Engineering or End-neering?
Is anybody looking?
I recently visited Jabalpur to see a skill development learning center run as a part of government’s Skill India Mission. These skill development centers are run to enhance employability for Indian youth. I was surprised to see that Jabalpur learning center was being run in an engineering college building and there were no engineering students.
Upon inquiring, I got to know that many engineering colleges had shut down because of low enrollment and they started leasing out their building for money.
If you have to list some of the most remarkable industry shifts that happened in India after independence, Y2K has to be one of the tops. Y2K changed IT Industry and in effect Indian Service Sector forever.
It created unprecedented demand for IT engineers, and to serve this demand number of engineering colleges mushroomed in India without any check for quality and future outlook. In 2003, the government formed UR Rao Committee to find out how technical education was doing in the country. Committee warned of a future surplus of engineering graduates.
It found technical education was expanding exponentially which could not be sustained in the long run as there wasn't as much demand for as supply of engineering graduates. Today what UR Rao Committee stated, stands vindicated. Let us look at AICTE data, I think it will not be an overstatement to say there is an Engineering Bubble.
Still in India kids and parents are obsessed with engineering. Higher education experts suggest students don’t always go for engineering to do fancy things, design a car or get a job Silicon Valley. Most of them simply want a job — any job, government or private. But AICTE data suggests that more than 60% of engineering graduates have gone unplaced every year, there is no taker for them.
So why Engineering? There is a very famous view that professional degrees like engineering serve as a signal in society. A signal that Engineers are better in talent and capability than Arts and Humanities graduates, which has a direct impact on job prospects.

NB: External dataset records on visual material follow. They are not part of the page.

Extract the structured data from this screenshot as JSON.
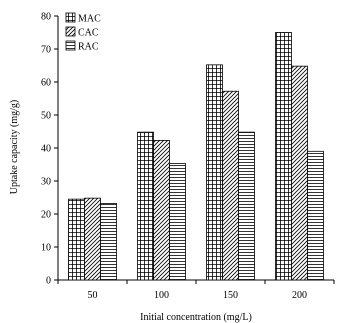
{
  "chart_data": {
    "type": "bar",
    "title": "",
    "xlabel": "Initial concentration (mg/L)",
    "ylabel": "Uptake capacity (mg/g)",
    "categories": [
      "50",
      "100",
      "150",
      "200"
    ],
    "ylim": [
      0,
      80
    ],
    "yticks": [
      0,
      10,
      20,
      30,
      40,
      50,
      60,
      70,
      80
    ],
    "grid": false,
    "legend_position": "top-left",
    "series": [
      {
        "name": "MAC",
        "pattern": "grid",
        "values": [
          24.5,
          44.8,
          65.2,
          75.0
        ]
      },
      {
        "name": "CAC",
        "pattern": "diagonal",
        "values": [
          24.8,
          42.3,
          57.2,
          64.8
        ]
      },
      {
        "name": "RAC",
        "pattern": "horizontal",
        "values": [
          23.2,
          35.3,
          44.8,
          39.0
        ]
      }
    ]
  }
}
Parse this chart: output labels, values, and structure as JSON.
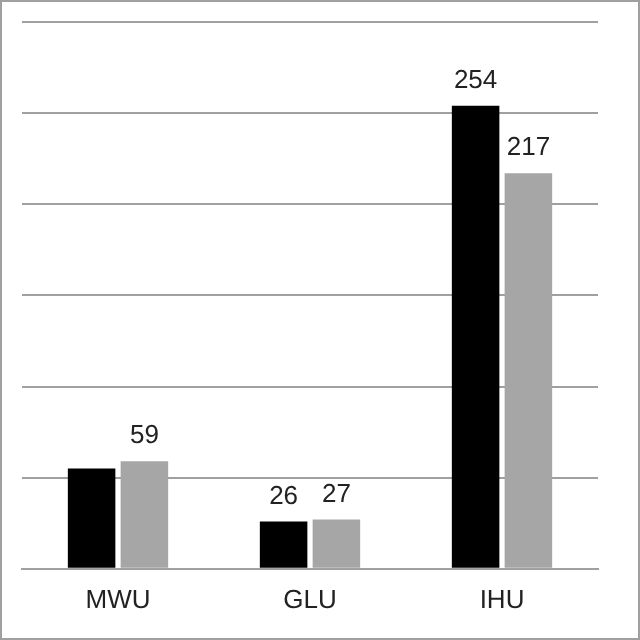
{
  "chart_data": {
    "type": "bar",
    "categories": [
      "MWU",
      "GLU",
      "IHU"
    ],
    "series": [
      {
        "color": "#000000",
        "values": [
          55,
          26,
          254
        ],
        "value_labels": [
          null,
          "26",
          "254"
        ]
      },
      {
        "color": "#a6a6a6",
        "values": [
          59,
          27,
          217
        ],
        "value_labels": [
          "59",
          "27",
          "217"
        ]
      }
    ],
    "ylim": [
      0,
      300
    ],
    "yticks": [
      {
        "value": 0,
        "label": null
      },
      {
        "value": 50,
        "label": null
      },
      {
        "value": 100,
        "label": null
      },
      {
        "value": 150,
        "label": null
      },
      {
        "value": 200,
        "label": null
      },
      {
        "value": 250,
        "label": null
      },
      {
        "value": 300,
        "label": null
      }
    ],
    "grid": "y",
    "legend": false,
    "tick_labels": "x"
  }
}
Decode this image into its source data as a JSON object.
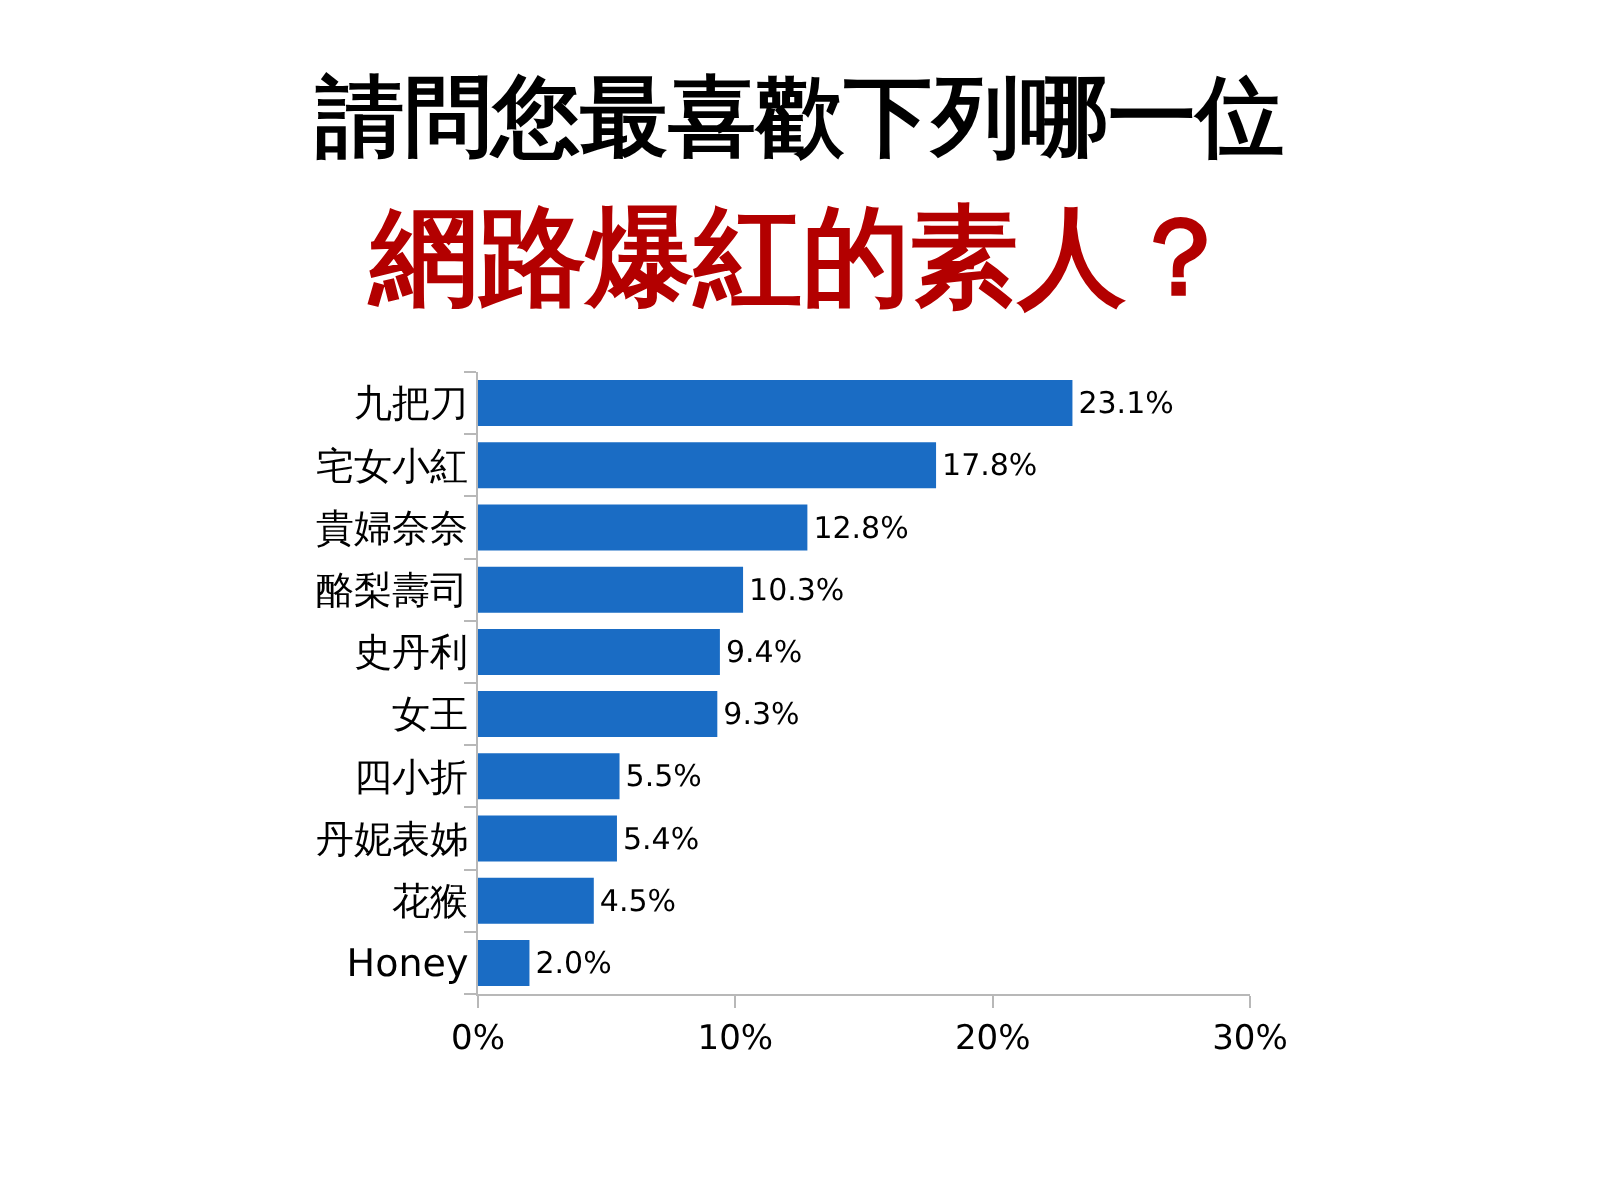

Famous economist Michael Spence said in his 2001 Nobel Prize lecture, “Given the returns to and the costs of investing in education, individuals make rational investment choices with respect to education. Employers have beliefs about the relation between the signal and the individual’s underlying productivity,”
I think when we have 60% unplaced engineers every year, it proves that Signalling value is of little significance now. Even in the elite IITs, placement data suggests a trend that almost half of the batch ends up in Finance and FMCG sector, which has in most of the cases little to do with their engineering degree.
The latest CSDS-KAS Youth Study, released in April 2017, found that 65% of Indian youth would prefer a government job; just 7% wished for a job in the private sector. But engineering really is not a prerequisite for getting a government job. It would cost around 2.5 lakh and 4 years to become an engineer while for BA/Bcom it will not be more than 50k and 3 years and the prospect of landing in a government job is technically the same.
I was startled the most by seeing some of the engineers learning vocation trades like BPO and Hospitality as part of Skill India mission in that learning center. The cost of being an unemployed engineer is very high, and there is an urgent need to address this problem from school level and make informed awareness in kids of next generation.
Overhaul of technical education statutory bodies like AICTE is also required. I will end with what my strategy professor once said, “ We all knew that value of engineering education would diminish in times to come because we started running education system like real estate business.”